3. Preparing the Startup Script

Single-Machine Multi-Card

First download the MNIST dataset and extract it to the current folder.

Then execute the single-machine multi-card boot script, using the single-machine 8-card example:

export DATA_PATH=./MNIST_Data/train/
mpirun -n 8 --output-filename log_output --merge-stderr-to-stdout python net.py

The log file will be saved to the log_output directory and the result will be saved in the log_output/1/rank.*/stdout and is as follows:

epoch: 0, step: 0, loss is 2.3413472
epoch: 0, step: 10, loss is 1.6298866
epoch: 0, step: 20, loss is 1.3729795
epoch: 0, step: 30, loss is 1.2199347
epoch: 0, step: 40, loss is 0.85778403
epoch: 0, step: 50, loss is 1.0849445
epoch: 0, step: 60, loss is 0.9102987
epoch: 0, step: 70, loss is 0.7571399
epoch: 0, step: 80, loss is 0.7989929
epoch: 0, step: 90, loss is 1.0189024
epoch: 0, step: 100, loss is 0.6298542
...

Multi-Machine Multi-Card

Before running multi-machine multi-card training, you first need to follow the following configuration:

Ensure that the same versions of OpenMPI, NCCL, Python, and MindSpore are available on each node.
To configure host-to-host password-free login, you can refer to the following steps to configure it:
- Identify the same user as the login user for each host (root is not recommended);
- Execute ssh-keygen -t rsa -P "" to generate the key;
- Execute ssh-copy-id DEVICE-IP to set the IP of the machine that needs password-free login;
- Execute ssh DEVICE-IP. If you can log in without entering a password, the above configuration is successful;
- Execute the above command on all machines to ensure two-by-two interoperability.

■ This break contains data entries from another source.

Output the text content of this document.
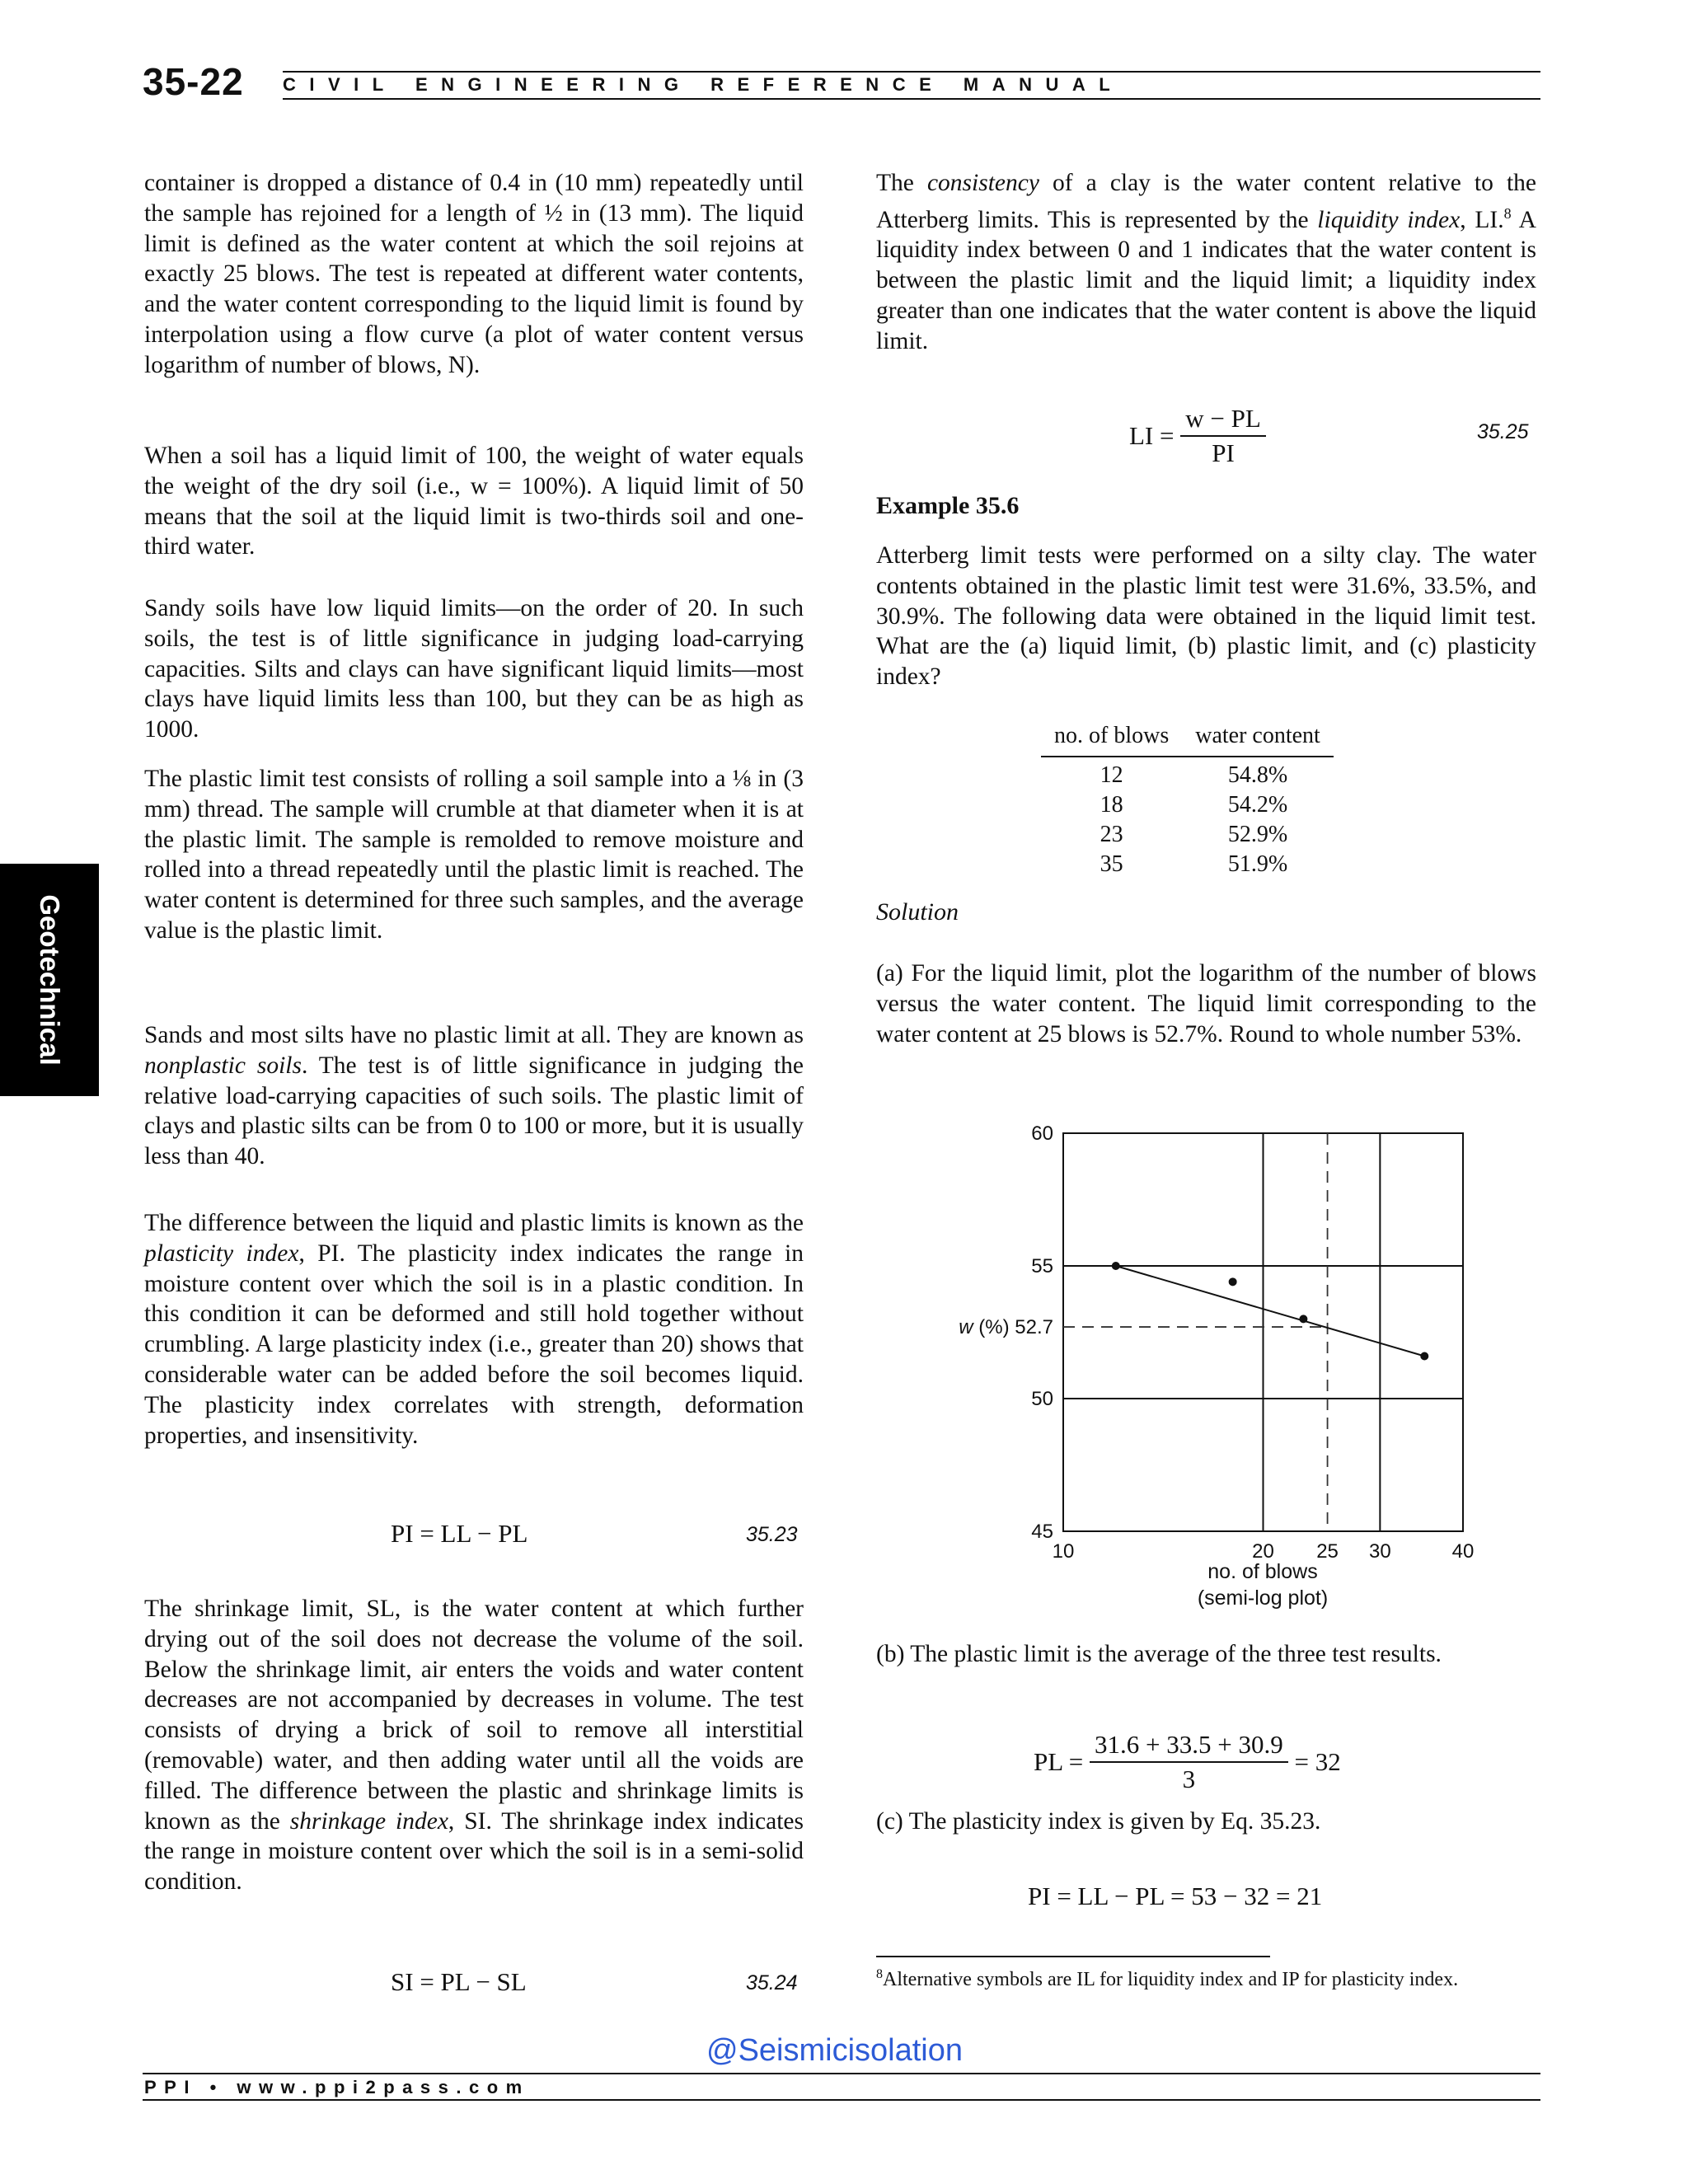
35-22 CIVIL ENGINEERING REFERENCE MANUAL
Geotechnical
container is dropped a distance of 0.4 in (10 mm) repeatedly until the sample has rejoined for a length of ½ in (13 mm). The liquid limit is defined as the water content at which the soil rejoins at exactly 25 blows. The test is repeated at different water contents, and the water content corresponding to the liquid limit is found by interpolation using a flow curve (a plot of water content versus logarithm of number of blows, N).
When a soil has a liquid limit of 100, the weight of water equals the weight of the dry soil (i.e., w = 100%). A liquid limit of 50 means that the soil at the liquid limit is two-thirds soil and one-third water.
Sandy soils have low liquid limits—on the order of 20. In such soils, the test is of little significance in judging load-carrying capacities. Silts and clays can have significant liquid limits—most clays have liquid limits less than 100, but they can be as high as 1000.
The plastic limit test consists of rolling a soil sample into a ⅛ in (3 mm) thread. The sample will crumble at that diameter when it is at the plastic limit. The sample is remolded to remove moisture and rolled into a thread repeatedly until the plastic limit is reached. The water content is determined for three such samples, and the average value is the plastic limit.
Sands and most silts have no plastic limit at all. They are known as nonplastic soils. The test is of little significance in judging the relative load-carrying capacities of such soils. The plastic limit of clays and plastic silts can be from 0 to 100 or more, but it is usually less than 40.
The difference between the liquid and plastic limits is known as the plasticity index, PI. The plasticity index indicates the range in moisture content over which the soil is in a plastic condition. In this condition it can be deformed and still hold together without crumbling. A large plasticity index (i.e., greater than 20) shows that considerable water can be added before the soil becomes liquid. The plasticity index correlates with strength, deformation properties, and insensitivity.
PI = LL − PL	35.23
The shrinkage limit, SL, is the water content at which further drying out of the soil does not decrease the volume of the soil. Below the shrinkage limit, air enters the voids and water content decreases are not accompanied by decreases in volume. The test consists of drying a brick of soil to remove all interstitial (removable) water, and then adding water until all the voids are filled. The difference between the plastic and shrinkage limits is known as the shrinkage index, SI. The shrinkage index indicates the range in moisture content over which the soil is in a semi-solid condition.
SI = PL − SL	35.24
The consistency of a clay is the water content relative to the Atterberg limits. This is represented by the liquidity index, LI.$^8$ A liquidity index between 0 and 1 indicates that the water content is between the plastic limit and the liquid limit; a liquidity index greater than one indicates that the water content is above the liquid limit.
LI = $\frac{w - PL}{PI}$	35.25
Example 35.6
Atterberg limit tests were performed on a silty clay. The water contents obtained in the plastic limit test were 31.6%, 33.5%, and 30.9%. The following data were obtained in the liquid limit test. What are the (a) liquid limit, (b) plastic limit, and (c) plasticity index?
no. of blows	water content
12	54.8%
18	54.2%
23	52.9%
35	51.9%
Solution
(a) For the liquid limit, plot the logarithm of the number of blows versus the water content. The liquid limit corresponding to the water content at 25 blows is 52.7%. Round to whole number 53%.
45
50
55
60
10	20 25 30	40
w (%) 52.7
no. of blows
(semi-log plot)
(b) The plastic limit is the average of the three test results.
PL = $\frac{31.6 + 33.5 + 30.9}{3} = 32$
(c) The plasticity index is given by Eq. 35.23.
PI = LL − PL = 53 − 32 = 21
$^8$Alternative symbols are IL for liquidity index and IP for plasticity index.
@Seismicisolation
PPI • www.ppi2pass.com
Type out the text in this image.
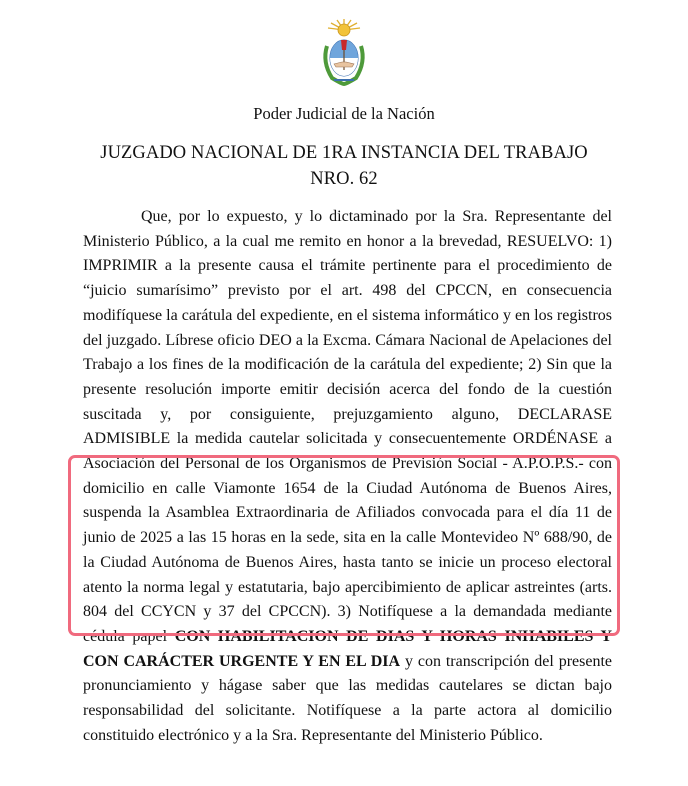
Poder Judicial de la Nación
JUZGADO NACIONAL DE 1RA INSTANCIA DEL TRABAJO
NRO. 62
Que, por lo expuesto, y lo dictaminado por la Sra. Representante del Ministerio Público, a la cual me remito en honor a la brevedad, RESUELVO: 1) IMPRIMIR a la presente causa el trámite pertinente para el procedimiento de “juicio sumarísimo” previsto por el art. 498 del CPCCN, en consecuencia modifíquese la carátula del expediente, en el sistema informático y en los registros del juzgado. Líbrese oficio DEO a la Excma. Cámara Nacional de Apelaciones del Trabajo a los fines de la modificación de la carátula del expediente; 2) Sin que la presente resolución importe emitir decisión acerca del fondo de la cuestión suscitada y, por consiguiente, prejuzgamiento alguno, DECLARASE ADMISIBLE la medida cautelar solicitada y consecuentemente ORDÉNASE a Asociación del Personal de los Organismos de Previsión Social - A.P.O.P.S.- con domicilio en calle Viamonte 1654 de la Ciudad Autónoma de Buenos Aires, suspenda la Asamblea Extraordinaria de Afiliados convocada para el día 11 de junio de 2025 a las 15 horas en la sede, sita en la calle Montevideo Nº 688/90, de la Ciudad Autónoma de Buenos Aires, hasta tanto se inicie un proceso electoral atento la norma legal y estatutaria, bajo apercibimiento de aplicar astreintes (arts. 804 del CCYCN y 37 del CPCCN). 3) Notifíquese a la demandada mediante cédula papel CON HABILITACION DE DIAS Y HORAS INHABILES Y CON CARÁCTER URGENTE Y EN EL DIA y con transcripción del presente pronunciamiento y hágase saber que las medidas cautelares se dictan bajo responsabilidad del solicitante. Notifíquese a la parte actora al domicilio constituido electrónico y a la Sra. Representante del Ministerio Público.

After the configuration is successful, you can start the multi-machine task with the mpirun command, and there are currently two ways to start a multi-machine training task:

By means of mpirun -H. The startup script is as follows:
```
export DATA_PATH=./MNIST_Data/train/
mpirun -n 16 -H DEVICE1_IP:8,DEVICE2_IP:8 --output-filename log_output --merge-stderr-to-stdout python net.py
```
indicates that 8 processes are started to run the program on the machines with ip DEVICE1_IP and DEVICE2_IP respectively. Execute on one of the nodes:
```
bash run_mpirun_1.sh
```
By means of the mpirun --hostfile method. For debugging purposes, this method is recommended for executing multi-machine multi-card scripts. First you need to construct the hostfile file as follows:
```
DEVICE1 slots=8
192.168.0.1 slots=8
```
The format of each line is [hostname] slots=[slotnum], and hostname can be either ip or hostname. The above example indicates that there are 8 cards on DEVICE1, and there are also 8 cards on the machine with ip 192.168.0.1.

The execution script for the 2-machine 16-card is as follows, and you need to pass in the variable HOSTFILE, which indicates the path to the hostfile file:
```
export DATA_PATH=./MNIST_Data/train/
HOSTFILE=$1
mpirun -n 16 --hostfile $HOSTFILE --output-filename log_output --merge-stderr-to-stdout python net.py
```
Execute on one of the nodes:
```
bash run_mpirun_2.sh ./hostfile
```

After execution, the log file is saved to the log_output directory and the result is saved in log_output/1/rank.*/stdout.